Dryadenliebe (Die Saga vom Waldvolk) (German Edition)
die
Höhle mit seiner Beute. Leo hörte noch das Klappen der großen
Vorratstruhe, die, wie er wusste in der Ecke hinter dem
Trockenständer stand, dann kam Ronan wieder aus dem
Höhleneingang.
Er wischte sich die Hände an einem Tuch ab, ging zum Bach
und trat mit der Stiefelspitze das dünne Eis auf der Oberfläche
durch. Dann beugte Ronan sich vor, wusch sich gründlich die
Hände- wofür Leo ihm sehr dankbar war- und rieb sie an der
Hose trocken. Er hechtete mit zwei Sprüngen den kleinen Abhang
zum Bach hoch und stand vor Leo; winterfrisch mit kleinen
Atemwölkchen vor dem Gesicht.
"So besser?" fragte er.
Leo nickte.
"Willst du Tee? Oder einen Apfel?" fragte Ronan.
Leo konnte sich nicht vorstellen etwas zu trinken,
geschweige denn zu essen. Genaugenommen konnte er sich nicht
vorstellen, jemals wieder etwas zu essen.
"Gerade nicht, danke." Er wäre gern in die Höhle gegangen,
um sich am Feuer etwas aufzuwärmen, aber da lauerte die
Vorratskiste. Alles war besser als das. Also nahm er eine handvoll
Schnee und formte sie zu einem Ball.
Ronan riss gespielt ängstlich die Augen auf. "Das wagst du
nicht", sagte er.
Leo kicherte und warf so fest er konnte; Ronan sollte nicht
denken, er würde sich nichts trauen.
"Na warte!" rief Ronan, schüttelte die Reste des Schneeballs
von seinem Pullover und hockte sich in den Schnee. In Windeseile
knetete er eine ganze Reihe Schneebälle, griff sich zwei und warf.

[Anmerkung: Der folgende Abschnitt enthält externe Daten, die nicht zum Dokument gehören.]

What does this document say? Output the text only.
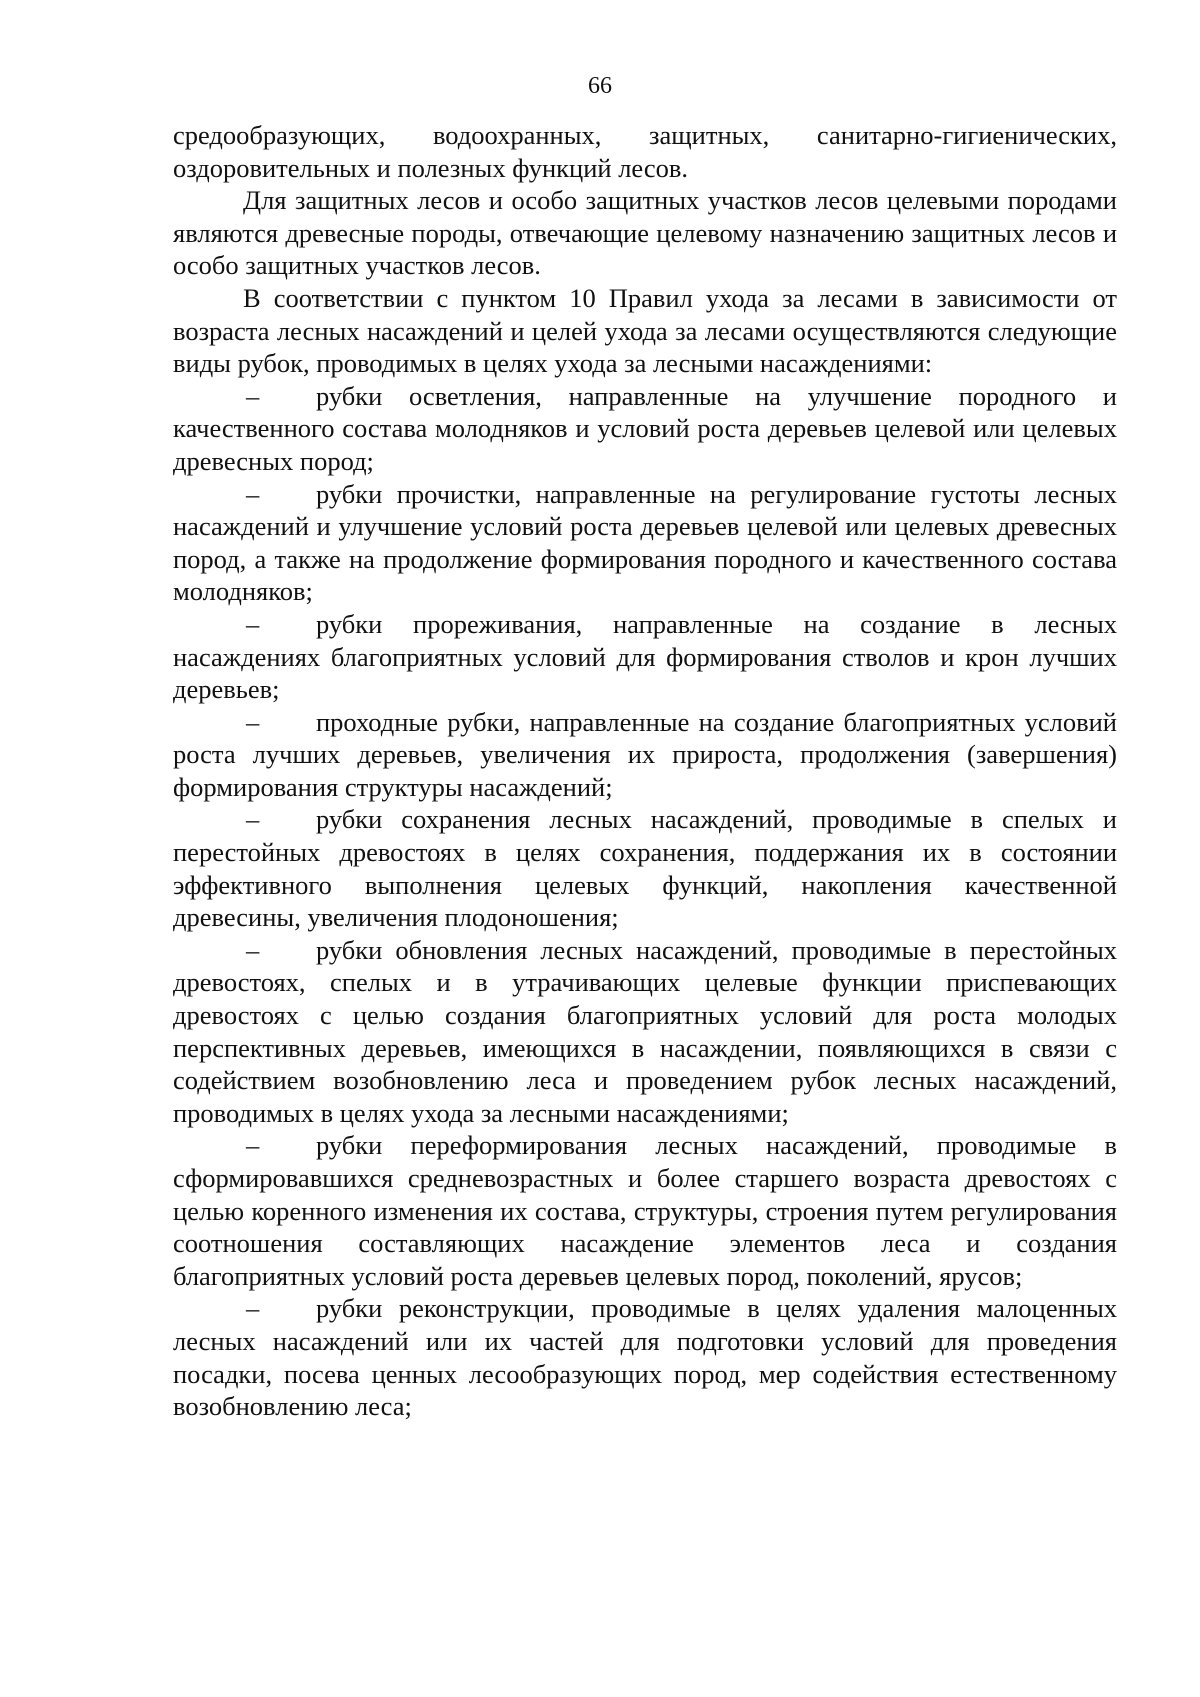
66

средообразующих, водоохранных, защитных, санитарно-гигиенических, оздоровительных и полезных функций лесов.

Для защитных лесов и особо защитных участков лесов целевыми породами являются древесные породы, отвечающие целевому назначению защитных лесов и особо защитных участков лесов.

В соответствии с пунктом 10 Правил ухода за лесами в зависимости от возраста лесных насаждений и целей ухода за лесами осуществляются следующие виды рубок, проводимых в целях ухода за лесными насаждениями:

– рубки осветления, направленные на улучшение породного и качественного состава молодняков и условий роста деревьев целевой или целевых древесных пород;

– рубки прочистки, направленные на регулирование густоты лесных насаждений и улучшение условий роста деревьев целевой или целевых древесных пород, а также на продолжение формирования породного и качественного состава молодняков;

– рубки прореживания, направленные на создание в лесных насаждениях благоприятных условий для формирования стволов и крон лучших деревьев;

– проходные рубки, направленные на создание благоприятных условий роста лучших деревьев, увеличения их прироста, продолжения (завершения) формирования структуры насаждений;

– рубки сохранения лесных насаждений, проводимые в спелых и перестойных древостоях в целях сохранения, поддержания их в состоянии эффективного выполнения целевых функций, накопления качественной древесины, увеличения плодоношения;

– рубки обновления лесных насаждений, проводимые в перестойных древостоях, спелых и в утрачивающих целевые функции приспевающих древостоях с целью создания благоприятных условий для роста молодых перспективных деревьев, имеющихся в насаждении, появляющихся в связи с содействием возобновлению леса и проведением рубок лесных насаждений, проводимых в целях ухода за лесными насаждениями;

– рубки переформирования лесных насаждений, проводимые в сформировавшихся средневозрастных и более старшего возраста древостоях с целью коренного изменения их состава, структуры, строения путем регулирования соотношения составляющих насаждение элементов леса и создания благоприятных условий роста деревьев целевых пород, поколений, ярусов;

– рубки реконструкции, проводимые в целях удаления малоценных лесных насаждений или их частей для подготовки условий для проведения посадки, посева ценных лесообразующих пород, мер содействия естественному возобновлению леса;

Leo wusste, dass er im Vorteil war. Sein Pelz dämpfte den
Aufprall und nahm dem Schnee die Kälte, er musste die Flocken
nur schnell genug aus dem Fell bekommen, damit sie nicht
schmolzen. Auch er hockte sich hin und formte apfelgroße Bälle
vor sich, sorgsam darauf achtend, keine kleinen Steinchen mit
einzukneten, denn die konnten gemein wehtun, wenn man so
dünne Haut hatte wie Ronan. Ein Dutzend Schneebälle vor sich
hertragend, warf Leo Ball um Ball nach Ronan, bis dieser lachend
und prustend um Gnade bettelte. Leo ließ die restlichen
Schneebälle fallen und trat auf Ronan zu.
"Gut, dass du einsiehst, wer …"
Weiter kam er nicht, Ronan sprang wieder auf, den ganzen
Arm voller Wurfgeschosse, und deckte ihn mit einem solchen
Hagel ein, dass es sich anfühlte als sei er in eine Lawine geraten.
Es war nur ein Trick gewesen!
Leo sprang Ronan an und warf ihn in den Schnee. "Hör
auf!" rief er lachend.
Doch er hatte nicht mit dem kleinen Abhang am Bach
gerechnet. Zusammen mit Ronan rollte er die Schräge hinunter;
binnen eines Augenblicks verwandelte sich das zierliche Wesen in
seinen Armen in einen kräftigen, pelzigen Wolf. Der Wolf drehte
sich so, dass er unten lag, als sie am Boden anlangten. Leo landete
weich, von Ronans in den Boden gestemmten Pfoten davor
bewahrt, in das eisige Wasser des Baches zu rutschen.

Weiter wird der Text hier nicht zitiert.